Seringnya, orang-orang enggan untuk berharap karena takut harapan tersebut tak akan terwujud. Harapan juga kerap dikaitkan dengan sebuah ekspektasi yang dimiliki untuk orang lain. Padahal ketika memiliki harapan, bukan berarti hanya diam dan menunggu sampai impian menjadi nyata.

“Hope is a waking dream”, sepenggal perkataan dari Aristoteles yang belum disadari oleh banyak orang.

Harapan sering disalah artikan sebagai sebuah angan-angan belaka yang tak berdasar.

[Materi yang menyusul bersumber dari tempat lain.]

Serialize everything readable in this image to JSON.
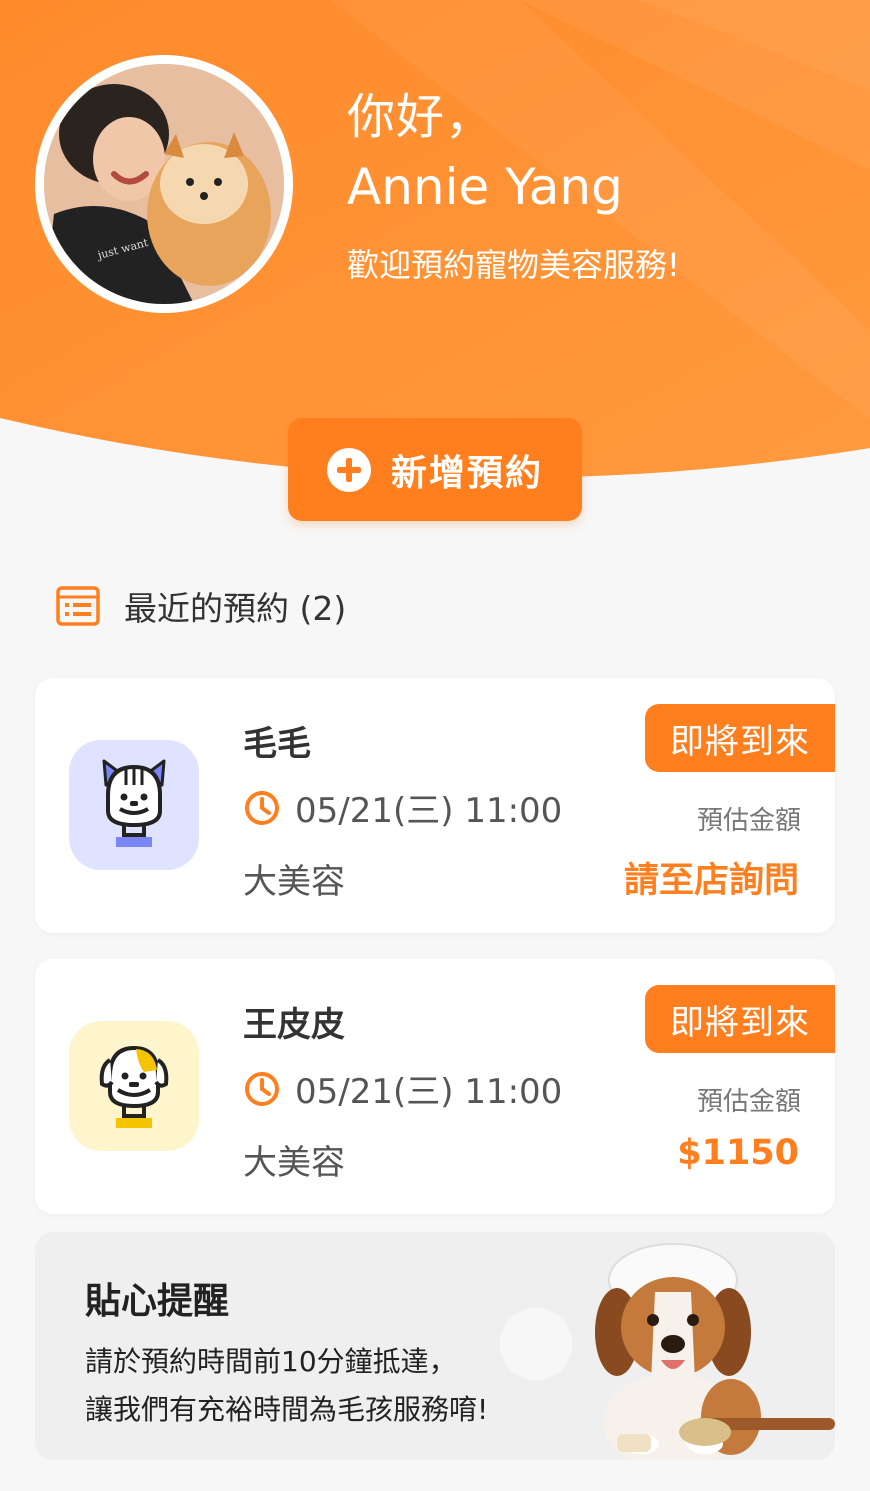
{
  "header": {
    "greeting": "你好，",
    "user_name": "Annie Yang",
    "welcome": "歡迎預約寵物美容服務!",
    "avatar_alt": "user-with-dog-photo"
  },
  "actions": {
    "add_booking_label": "新增預約"
  },
  "recent": {
    "title": "最近的預約 (2)",
    "bookings": [
      {
        "pet_name": "毛毛",
        "datetime": "05/21(三) 11:00",
        "service": "大美容",
        "status": "即將到來",
        "price_label": "預估金額",
        "price": "請至店詢問",
        "icon": "cat-icon",
        "icon_bg": "#dfe3ff",
        "accent": "#7b86f5"
      },
      {
        "pet_name": "王皮皮",
        "datetime": "05/21(三) 11:00",
        "service": "大美容",
        "status": "即將到來",
        "price_label": "預估金額",
        "price": "$1150",
        "icon": "dog-icon",
        "icon_bg": "#fff5cc",
        "accent": "#f5c400"
      }
    ]
  },
  "tip": {
    "title": "貼心提醒",
    "line1": "請於預約時間前10分鐘抵達，",
    "line2": "讓我們有充裕時間為毛孩服務唷!"
  },
  "colors": {
    "brand": "#ff7f1e",
    "background": "#f7f7f7"
  }
}
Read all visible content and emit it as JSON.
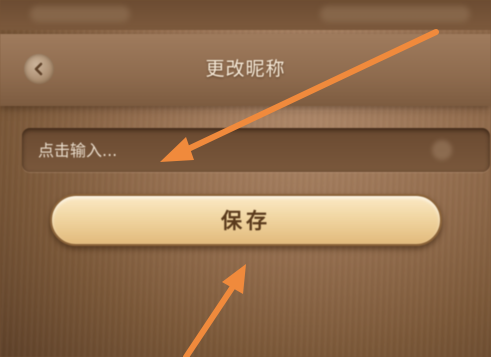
{
  "header": {
    "title": "更改昵称",
    "back_icon": "chevron-left-icon"
  },
  "form": {
    "nickname_placeholder": "点击输入...",
    "nickname_value": "",
    "save_label": "保存"
  },
  "colors": {
    "background": "#8e6b4e",
    "title_text": "#f6ead8",
    "button_fill": "#f1d6a2",
    "button_text": "#5a3a1c",
    "annotation_arrow": "#f08a3c"
  }
}
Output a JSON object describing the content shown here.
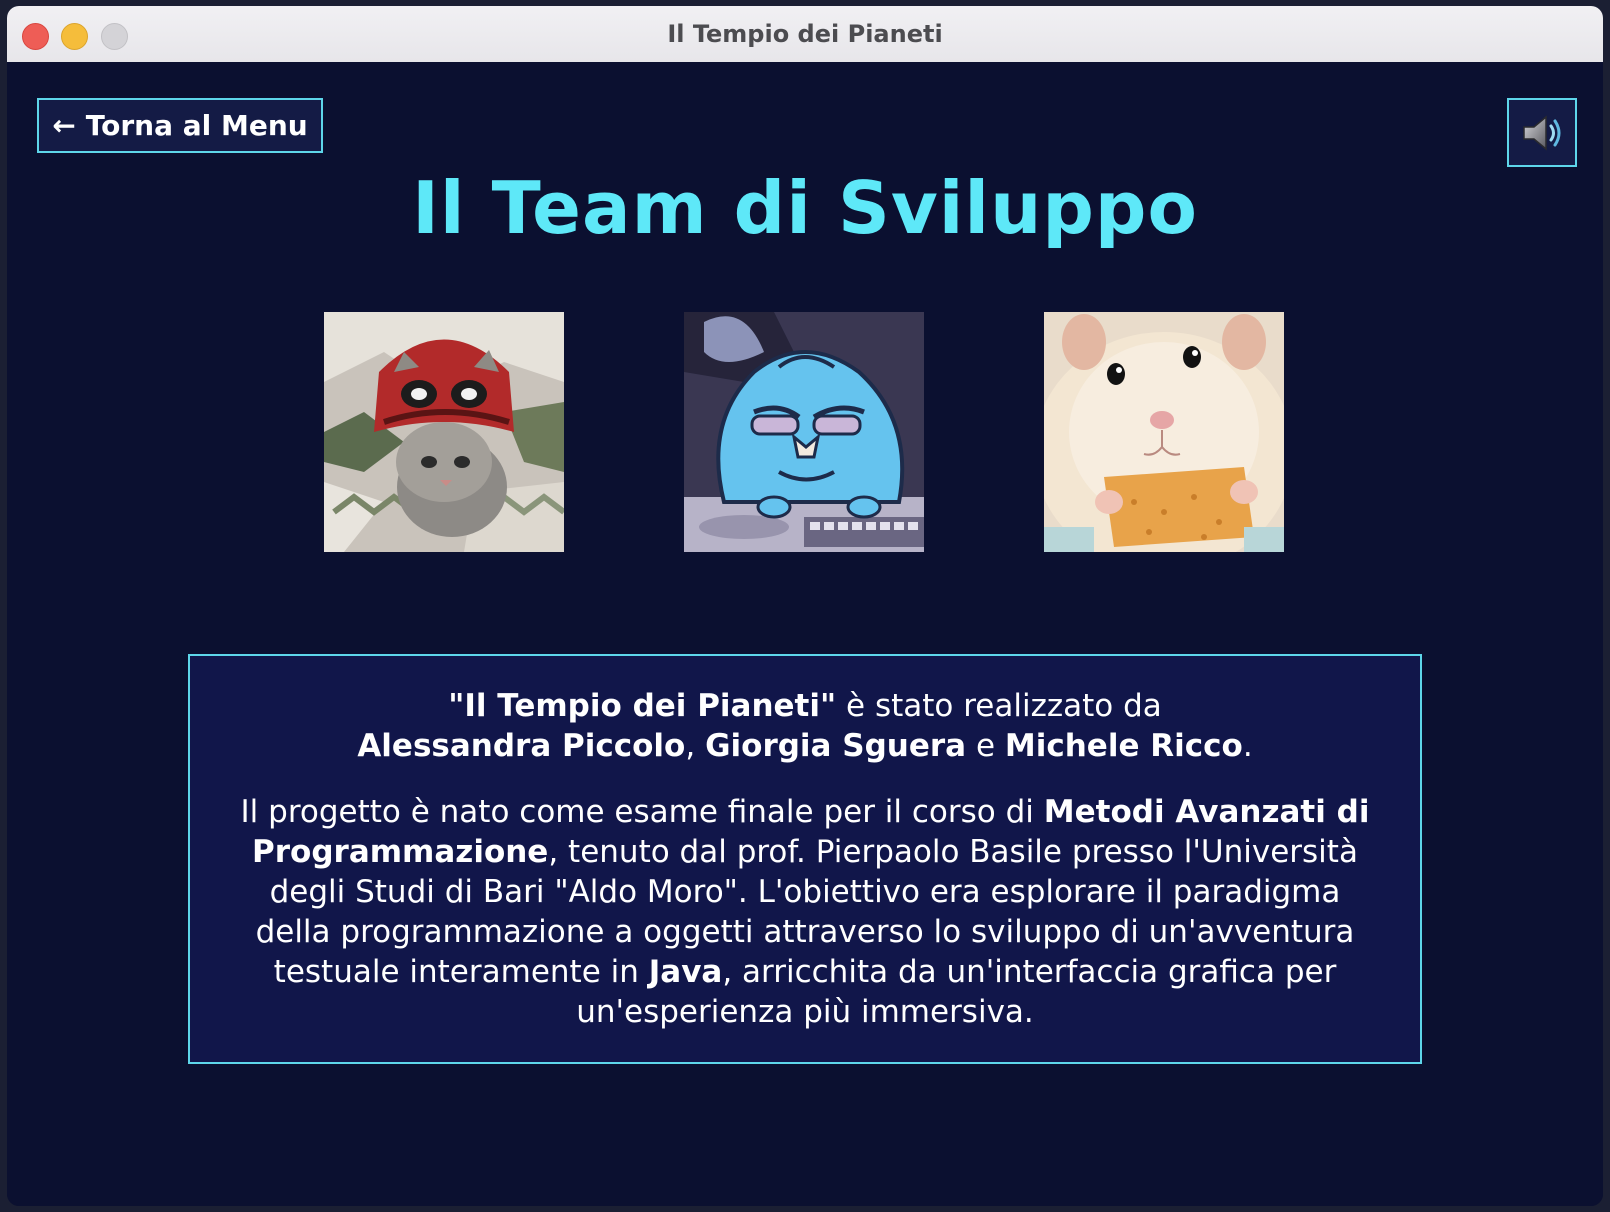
{
  "window": {
    "title": "Il Tempio dei Pianeti"
  },
  "header": {
    "back_arrow": "←",
    "back_label": "Torna al Menu",
    "sound_icon": "speaker-icon"
  },
  "page": {
    "title": "Il Team di Sviluppo"
  },
  "team_photos": [
    {
      "subject": "kitten-in-knitted-hat"
    },
    {
      "subject": "blue-cartoon-character-at-keyboard"
    },
    {
      "subject": "hamster-eating-cracker"
    }
  ],
  "info": {
    "p1": {
      "game_title": "\"Il Tempio dei Pianeti\"",
      "made_by": " è stato realizzato da",
      "author1": "Alessandra Piccolo",
      "comma": ", ",
      "author2": "Giorgia Sguera",
      "and": " e ",
      "author3": "Michele Ricco",
      "period": "."
    },
    "p2": {
      "t1": "Il progetto è nato come esame finale per il corso di ",
      "course": "Metodi Avanzati di Programmazione",
      "t2": ", tenuto dal prof. Pierpaolo Basile presso l'Università degli Studi di Bari \"Aldo Moro\". L'obiettivo era esplorare il paradigma della programmazione a oggetti attraverso lo sviluppo di un'avventura testuale interamente in ",
      "lang": "Java",
      "t3": ", arricchita da un'interfaccia grafica per un'esperienza più immersiva."
    }
  },
  "colors": {
    "background": "#0b1030",
    "accent": "#5ee8f8",
    "border": "#5ed6ea",
    "panel": "#11164a"
  }
}
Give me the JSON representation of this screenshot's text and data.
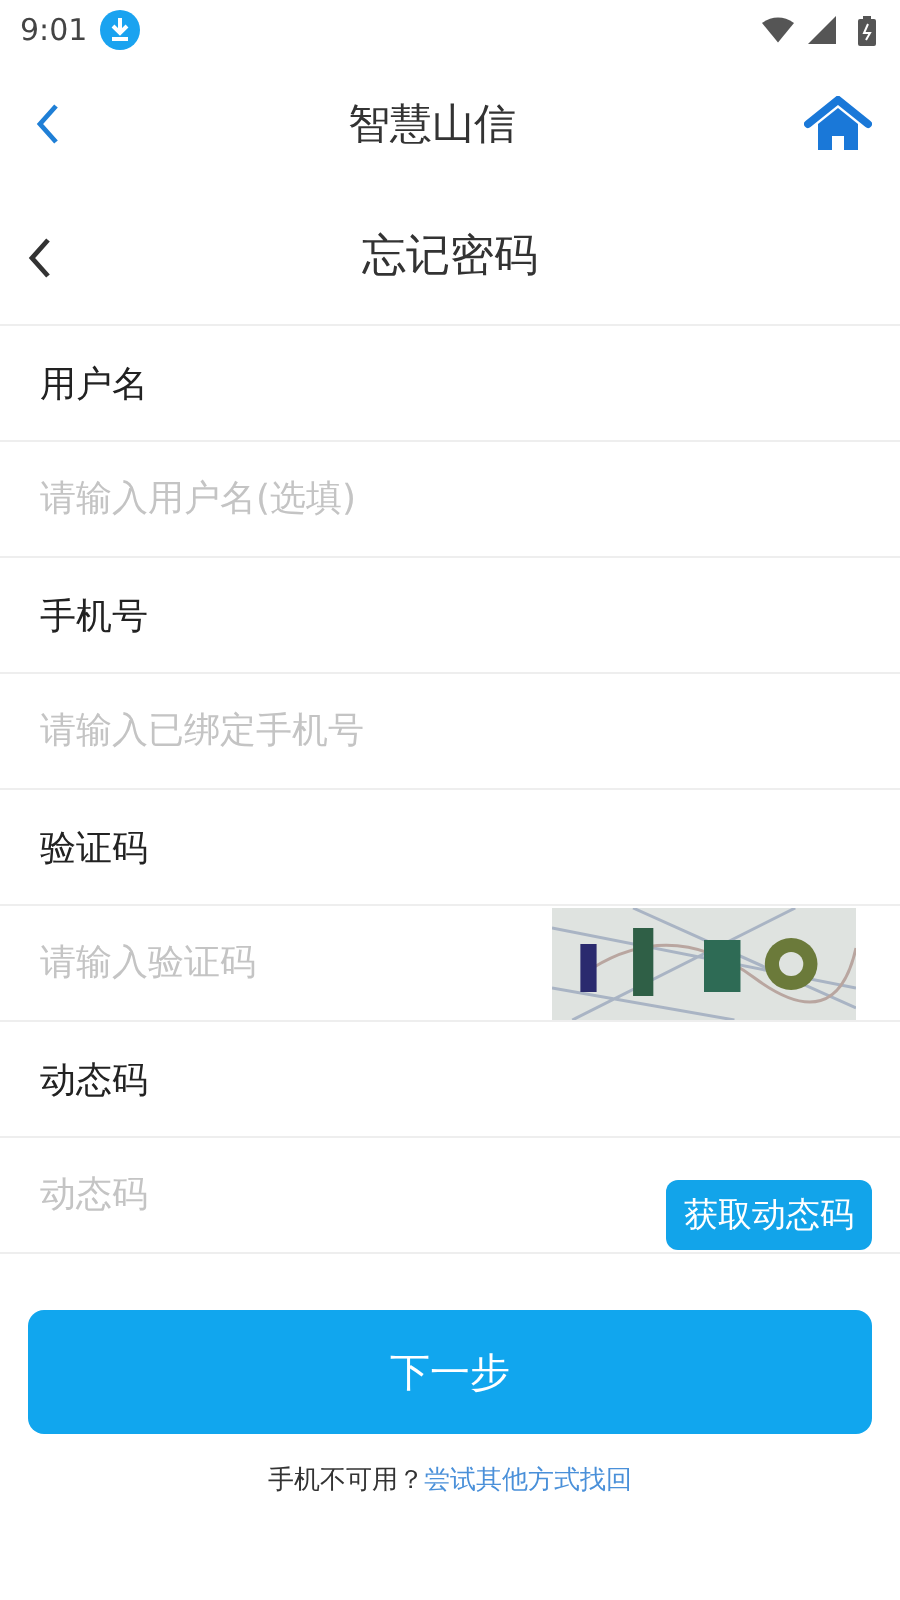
{
  "status_bar": {
    "time": "9:01"
  },
  "app_bar": {
    "title": "智慧山信"
  },
  "page_header": {
    "title": "忘记密码"
  },
  "fields": [
    {
      "kind": "text",
      "label": "用户名",
      "placeholder": "请输入用户名(选填)"
    },
    {
      "kind": "text",
      "label": "手机号",
      "placeholder": "请输入已绑定手机号"
    },
    {
      "kind": "captcha",
      "label": "验证码",
      "placeholder": "请输入验证码"
    },
    {
      "kind": "sms",
      "label": "动态码",
      "placeholder": "动态码",
      "button": "获取动态码"
    }
  ],
  "submit": {
    "label": "下一步"
  },
  "footer": {
    "text": "手机不可用？",
    "link": "尝试其他方式找回"
  }
}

Padahal, harapan adalah impian yang bisa saja diwujudkan di dunia nyata. Harapan juga keyakinan bahwa segala keadaan akan berubah menjadi lebih baik, tak peduli seberapa besar atau kecil.

Dengan kata lain, ketika seseorang memiliki harapan, mereka juga seharusnya sudah memiliki cara dan sebuah usaha untuk membuatnya jadi kenyataan. Tidak cuma mimpi yang hanya menghampiri sesekali, seseorang juga harus menghadapi dunia nyata saat ia berharap.

Tidak hanya memberikan dampak yang baik untuk keadaan psikologi, adanya harapan juga dapat berpengaruh baik terhadap kesehatan fisik.

Beberapa penelitian membuktikan bahwa orang-orang yang memiliki harapan memiliki persepsi nyeri yang lebih rendah. Harapan yang masih berkaitan erat dengan optimisme ternyata secara tidak sadar dapat mengubah persepsi orang terhadap rasa sakit yang muncul.

Menurut laman hallosehat.com, Salah satunya studi kasus kontrol yang dipublikasikan pada Current Pain and Headache Reports. Pasien dengan kondisi kelainan sendi rahang yang memiliki optimisme lebih rendah merasakan ketidaknyamanan akibat nyeri lebih tinggi dibandingkan pasien yang tinggi optimisme. Hal tersebut menunjukkan bahwa rasa sakit sebenarnya bisa dipengaruhi oleh interpretasi emosional dan kognitif seseorang. Ketika seseorang tak terlalu memusatkan perhatian pada sakit yang akan muncul, ia juga akan mengurangi kemungkinan untuk merasakan nyeri yang lebih hebat.

Tak sampai di situ, dengan memiliki harapan secara tak langsung  sudah berusaha menjaga kesehatan jantung, proses fisiologis seperti sirkulasi darah dan pernapasan, serta menjaga tekanan darah agar tetap berada di angka yang normal.

Oleh karena itu, jangan takut dan merasa ragu untuk berharap. Namun juga harus mengingat bahwa harapan juga disesuaikan dengan kemampuan masing-masing dalam berusaha untuk menggapainya dan bahagia 100 persen.